~findlay🔮🔪’s review published on Letterboxd :
teenage life is passing the baton.
trauma, pressure, influences.
memories and honoring the death of the people we love can be a nightmare but its what it inspires within us that really defines us.
the death of a friend at such a young age shapes a part of us with a unique roughness we can never remove. its like accelerating growth where youre pushing feelings shaped like a Jeep through a keyhole.
we burst but we manage.
when me and my friends were 17, one of our good friends who had not long passed his test was driving to work and crashed his car and died on a notoriously shite stretch of road a mile from the bed he slept in since he was born.
dealing with his instant passing, his funeral, looking at all his family (and my own) in ways we'd never seen, sitting next to his empty seat on school buses and seeing his gran walk past the bus stop every day bascially never left the group of our friends. you cant look at growing up in a sincere, brittle or doughy-eyed way anymore. youre a soul down before youre legal age to drink with them (luckily Lynchy was a good whitburn boy and drank at 14 like the rest of us).
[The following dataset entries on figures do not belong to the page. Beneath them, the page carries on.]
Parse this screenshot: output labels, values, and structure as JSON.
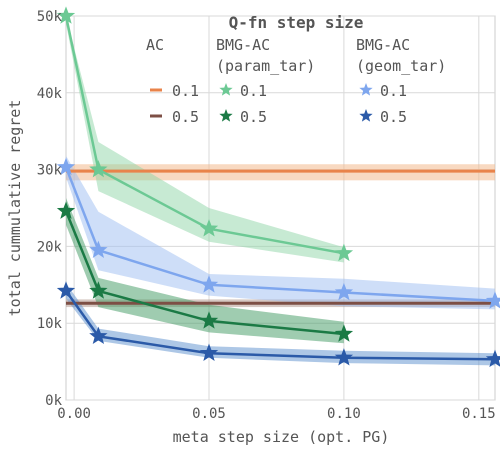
{
  "chart_data": {
    "type": "line",
    "xlabel": "meta step size (opt. PG)",
    "ylabel": "total cummulative regret",
    "xlim": [
      -0.003,
      0.156
    ],
    "ylim": [
      0,
      50000
    ],
    "xticks": [
      0.0,
      0.05,
      0.1,
      0.15
    ],
    "xtick_labels": [
      "0.00",
      "0.05",
      "0.10",
      "0.15"
    ],
    "yticks": [
      0,
      10000,
      20000,
      30000,
      40000,
      50000
    ],
    "ytick_labels": [
      "0k",
      "10k",
      "20k",
      "30k",
      "40k",
      "50k"
    ],
    "grid": true,
    "legend": {
      "title": "Q-fn step size",
      "placement": "top-right",
      "groups": [
        {
          "header": [
            "AC"
          ],
          "entries": [
            {
              "label": "0.1",
              "series": "ac_0.1"
            },
            {
              "label": "0.5",
              "series": "ac_0.5"
            }
          ]
        },
        {
          "header": [
            "BMG-AC",
            "(param_tar)"
          ],
          "entries": [
            {
              "label": "0.1",
              "series": "param_0.1"
            },
            {
              "label": "0.5",
              "series": "param_0.5"
            }
          ]
        },
        {
          "header": [
            "BMG-AC",
            "(geom_tar)"
          ],
          "entries": [
            {
              "label": "0.1",
              "series": "geom_0.1"
            },
            {
              "label": "0.5",
              "series": "geom_0.5"
            }
          ]
        }
      ]
    },
    "horizontal_series": [
      {
        "id": "ac_0.1",
        "value": 29800,
        "low": 28600,
        "high": 30700,
        "color": "#e9834a",
        "band_color": "#f3b98e"
      },
      {
        "id": "ac_0.5",
        "value": 12600,
        "low": 12100,
        "high": 13100,
        "color": "#7d4f45",
        "band_color": "#b59a92"
      }
    ],
    "series": [
      {
        "id": "param_0.1",
        "color": "#6cc994",
        "band_color": "#8fd6a8",
        "marker": "star",
        "x": [
          -0.003,
          0.009,
          0.05,
          0.1
        ],
        "y": [
          50000,
          30000,
          22300,
          19100
        ],
        "low": [
          49000,
          27200,
          20600,
          17900
        ],
        "high": [
          50000,
          33600,
          25000,
          19900
        ]
      },
      {
        "id": "param_0.5",
        "color": "#1b7a45",
        "band_color": "#3f9a62",
        "marker": "star",
        "x": [
          -0.003,
          0.009,
          0.05,
          0.1
        ],
        "y": [
          24600,
          14200,
          10300,
          8600
        ],
        "low": [
          22800,
          12100,
          8800,
          7400
        ],
        "high": [
          26300,
          15900,
          12400,
          10200
        ]
      },
      {
        "id": "geom_0.1",
        "color": "#7ea6ee",
        "band_color": "#9ebdf2",
        "marker": "star",
        "x": [
          -0.003,
          0.009,
          0.05,
          0.1,
          0.156
        ],
        "y": [
          30300,
          19500,
          15000,
          14000,
          12900
        ],
        "low": [
          29000,
          16900,
          13600,
          12200,
          11800
        ],
        "high": [
          31800,
          24500,
          16400,
          15800,
          14500
        ]
      },
      {
        "id": "geom_0.5",
        "color": "#2b5aa8",
        "band_color": "#5b8fcd",
        "marker": "star",
        "x": [
          -0.003,
          0.009,
          0.05,
          0.1,
          0.156
        ],
        "y": [
          14200,
          8300,
          6100,
          5500,
          5300
        ],
        "low": [
          13200,
          7700,
          5500,
          4800,
          4500
        ],
        "high": [
          15200,
          9300,
          7000,
          6400,
          6100
        ]
      }
    ]
  }
}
and much like Permanent record, our other friend Bo, 2 years later committed suicide on the railway line that took all of us at one point or another to gigs and pubs in edinburgh. things we should have been prepared for in the aftermath came like virgin shock. its like an implosion, first the internalizing quiet and then unfocused externalizing. anger, drink, music, sadness.
Permanent Record is the south pole to John hughes teen north. no sugar pink entendres and poptastic soundtrack. just awash with something missing. a person was here.